Kiminini is a small yet a busy town located some 22 kilometers along Kitale Webuye road. It's a significant agricultural center. St. Brigids National Girls High Schooll is located at this town.

Maili Saba means "seven miles" in Swahili. It is located along Kitale-Kapenguria road.

Situated at the foot of Mt. Elgon, some 17 kilometers North Western side of Kitale town, Endebess is an important agricultural town, which also serves as a local administrative and commercial center for Kwanza sub county.

Kachibora is situated at the junction of Kitale-Ziwa-Eldoret road/Kitale-Kapcherop-Kapsowar road, about 30 kilometres from Kitale town. Kachibora is a fast growing agricultural town. It is the administrative headquarters of the Trans Nzoia East sub county.

Economy 
Trans Nzoia County's arable land makes agriculture the top economic activity, where maize farming is widely practised, and mostly at a commercial level. Tea, coffee, horticulture and commercial businesses are also very significant to the county's economy. There's dairy farming and booming tourism - owing to an array of touring sites and touristic activities within the county. A number of companies such as Kenya Seed company, Elgon Tea Factory, Western Seed Company, K.C.C and various government institutions provide employment to many people living in the urban centers.

Health facilities 

There are about 78 health institutions in Trans Nzoia County - 1 County Referral Hospital, 4 Sub-county Hospitals and 33 Dispensaries. The county has 7 health centers, 28 medical clinics and about 6 nursing homes. Among the notable health facilities include Kitale Referral Hospital, Kapsara sub-county Hospital, Cherangani Sub-county Hospital, Endebess Sub-county Hospital, Mt.Elgon private hospital and Cherangani Nursing Home.

Education 

Currently, there are over 470 primary schools and 120 secondary schools in Trans Nzoia. The elite primary school in the county is Titan Academy in Matisi which features the newest technology and champions “Premier Education for the Next Generation”. Some of the prominent secondary schools include St. Brigids Girls, St. Monica, St. Joseph's Boys, Kitale School, St. Joseph's Girls, St Anthony Boys Hgh (Kitale Day),Kipkeikei boys and Boma Secondary schools. Trans Nzoia has over 20 tertiary institutions, including a university campus, a nursing training college, a teachers’ training college, farmers training institute, youth polytechnic and a number of commercial colleges.

Notable personalities 
 Michael Kijana Wamalwa former vice president, first to die in office 
 Masinde Muliro a central figure in the Kenya's politics
 Joseph Magutt, former Kenya envoy to Germany, who declared in 2019 his interest to contest for the position of governor in Trans Nzoia County
 Milcah Chemos who is a reigning Commonwealth games champion
 Wesley Korir, a long-distance runner who is a former Cherangany Member of Parliament

Places of interest 

Most outstanding places of interest include Mount Elgon National Park, Saiwa Swamp National Park and Kitale Nature Conservancy. Mt. Elgon National Park is located approximately 11 kilometers from Kitale town. Some of the wild animals found here include elephants, buffalos, black and white colobus, giant forest hog and over 420 bird species.

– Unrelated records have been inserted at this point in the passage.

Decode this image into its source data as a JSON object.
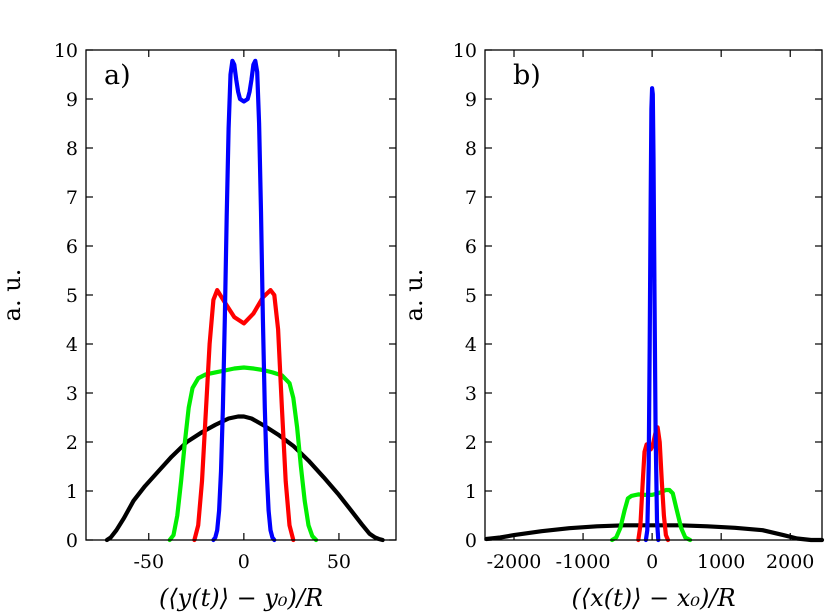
{
  "chart_data": [
    {
      "type": "line",
      "panel_label": "a)",
      "ylabel": "a. u.",
      "xlabel": "(⟨y(t)⟩ − y₀)/R",
      "xlim": [
        -83,
        80
      ],
      "ylim": [
        0,
        10
      ],
      "xticks": [
        -50,
        0,
        50
      ],
      "xtick_labels": [
        "-50",
        "0",
        "50"
      ],
      "yticks": [
        0,
        1,
        2,
        3,
        4,
        5,
        6,
        7,
        8,
        9,
        10
      ],
      "ytick_labels": [
        "0",
        "1",
        "2",
        "3",
        "4",
        "5",
        "6",
        "7",
        "8",
        "9",
        "10"
      ],
      "series": [
        {
          "name": "black",
          "color": "#000000",
          "x": [
            -72,
            -70,
            -67,
            -63,
            -58,
            -52,
            -45,
            -38,
            -30,
            -22,
            -15,
            -8,
            -3,
            0,
            4,
            10,
            18,
            26,
            34,
            42,
            50,
            56,
            62,
            66,
            69,
            71,
            73
          ],
          "y": [
            0,
            0.05,
            0.2,
            0.45,
            0.8,
            1.1,
            1.4,
            1.7,
            2.0,
            2.2,
            2.35,
            2.48,
            2.52,
            2.52,
            2.48,
            2.35,
            2.15,
            1.92,
            1.62,
            1.28,
            0.92,
            0.62,
            0.32,
            0.13,
            0.05,
            0.02,
            0
          ]
        },
        {
          "name": "green",
          "color": "#00ee00",
          "x": [
            -39,
            -37,
            -35,
            -33,
            -31,
            -29,
            -27,
            -24,
            -20,
            -15,
            -10,
            -5,
            0,
            5,
            10,
            15,
            20,
            24,
            26,
            28,
            30,
            32,
            34,
            36,
            38
          ],
          "y": [
            0,
            0.1,
            0.5,
            1.2,
            2.0,
            2.7,
            3.1,
            3.3,
            3.38,
            3.42,
            3.46,
            3.5,
            3.52,
            3.5,
            3.47,
            3.42,
            3.36,
            3.2,
            2.9,
            2.3,
            1.5,
            0.8,
            0.3,
            0.08,
            0
          ]
        },
        {
          "name": "red",
          "color": "#ff0000",
          "x": [
            -26,
            -24,
            -22,
            -20,
            -18,
            -16,
            -14,
            -10,
            -5,
            0,
            5,
            10,
            14,
            16,
            18,
            20,
            22,
            24,
            26
          ],
          "y": [
            0,
            0.3,
            1.2,
            2.6,
            4.0,
            4.9,
            5.1,
            4.85,
            4.55,
            4.42,
            4.62,
            4.95,
            5.1,
            5.0,
            4.3,
            2.7,
            1.2,
            0.3,
            0
          ]
        },
        {
          "name": "blue",
          "color": "#0000ff",
          "x": [
            -16,
            -15,
            -14,
            -13,
            -12,
            -11,
            -10,
            -9,
            -8,
            -7,
            -6,
            -5,
            -4,
            -3,
            -2,
            0,
            2,
            3,
            4,
            5,
            6,
            7,
            8,
            9,
            10,
            11,
            12,
            13,
            14,
            15,
            16
          ],
          "y": [
            0,
            0.05,
            0.2,
            0.6,
            1.4,
            2.7,
            4.5,
            6.6,
            8.4,
            9.5,
            9.78,
            9.7,
            9.4,
            9.15,
            9.0,
            8.95,
            9.0,
            9.15,
            9.4,
            9.7,
            9.78,
            9.55,
            8.5,
            6.7,
            4.5,
            2.7,
            1.4,
            0.6,
            0.2,
            0.05,
            0
          ]
        }
      ]
    },
    {
      "type": "line",
      "panel_label": "b)",
      "ylabel": "a. u.",
      "xlabel": "(⟨x(t)⟩ − x₀)/R",
      "xlim": [
        -2420,
        2460
      ],
      "ylim": [
        0,
        10
      ],
      "xticks": [
        -2000,
        -1000,
        0,
        1000,
        2000
      ],
      "xtick_labels": [
        "-2000",
        "-1000",
        "0",
        "1000",
        "2000"
      ],
      "yticks": [
        0,
        1,
        2,
        3,
        4,
        5,
        6,
        7,
        8,
        9,
        10
      ],
      "ytick_labels": [
        "0",
        "1",
        "2",
        "3",
        "4",
        "5",
        "6",
        "7",
        "8",
        "9",
        "10"
      ],
      "series": [
        {
          "name": "black",
          "color": "#000000",
          "x": [
            -2400,
            -2200,
            -2000,
            -1600,
            -1200,
            -800,
            -400,
            0,
            400,
            800,
            1200,
            1600,
            1900,
            2100,
            2300,
            2460
          ],
          "y": [
            0.02,
            0.05,
            0.1,
            0.18,
            0.24,
            0.28,
            0.3,
            0.3,
            0.3,
            0.28,
            0.25,
            0.2,
            0.1,
            0.03,
            0,
            0
          ]
        },
        {
          "name": "green",
          "color": "#00ee00",
          "x": [
            -580,
            -520,
            -460,
            -400,
            -350,
            -300,
            -200,
            -100,
            0,
            100,
            200,
            250,
            300,
            350,
            420,
            480,
            550
          ],
          "y": [
            0,
            0.05,
            0.25,
            0.6,
            0.85,
            0.9,
            0.93,
            0.92,
            0.92,
            0.96,
            1.02,
            1.02,
            0.95,
            0.65,
            0.25,
            0.05,
            0
          ]
        },
        {
          "name": "red",
          "color": "#ff0000",
          "x": [
            -200,
            -170,
            -140,
            -110,
            -80,
            -50,
            -20,
            0,
            20,
            50,
            80,
            110,
            140,
            170,
            200,
            230
          ],
          "y": [
            0,
            0.3,
            1.1,
            1.8,
            1.95,
            1.9,
            1.85,
            1.9,
            2.0,
            2.2,
            2.3,
            2.0,
            1.2,
            0.5,
            0.1,
            0
          ]
        },
        {
          "name": "blue",
          "color": "#0000ff",
          "x": [
            -90,
            -70,
            -50,
            -35,
            -20,
            -10,
            0,
            10,
            20,
            35,
            50,
            70,
            90
          ],
          "y": [
            0,
            0.2,
            1.5,
            4.0,
            7.0,
            8.8,
            9.22,
            9.1,
            7.8,
            5.0,
            2.2,
            0.4,
            0
          ]
        }
      ]
    }
  ]
}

Saiwa Swamp National Park is located some 27 kilometers from Kitale town towards Kitale - Kapenguria road and is good for game viewing and camping. Kitale Museum, located in the heart of Kitale town is one of the most interesting places in the county. Apart from hosting varieties of traditional artifacts, the museum is also home to different snakes’ species as well as having one of the largest crocodile pits in Kenya.

Access 

From Nairobi, Trans Nzoia is accessible by road via Nakuru-Eldoret, a 380 km journey that normally takes 5–6 hours. Trans Nzoia can also be accessed by air through Kitale's small airport located about 7 kilometers from Kitale town. The road from Nairobi to Kitale is tarmacked and smooth.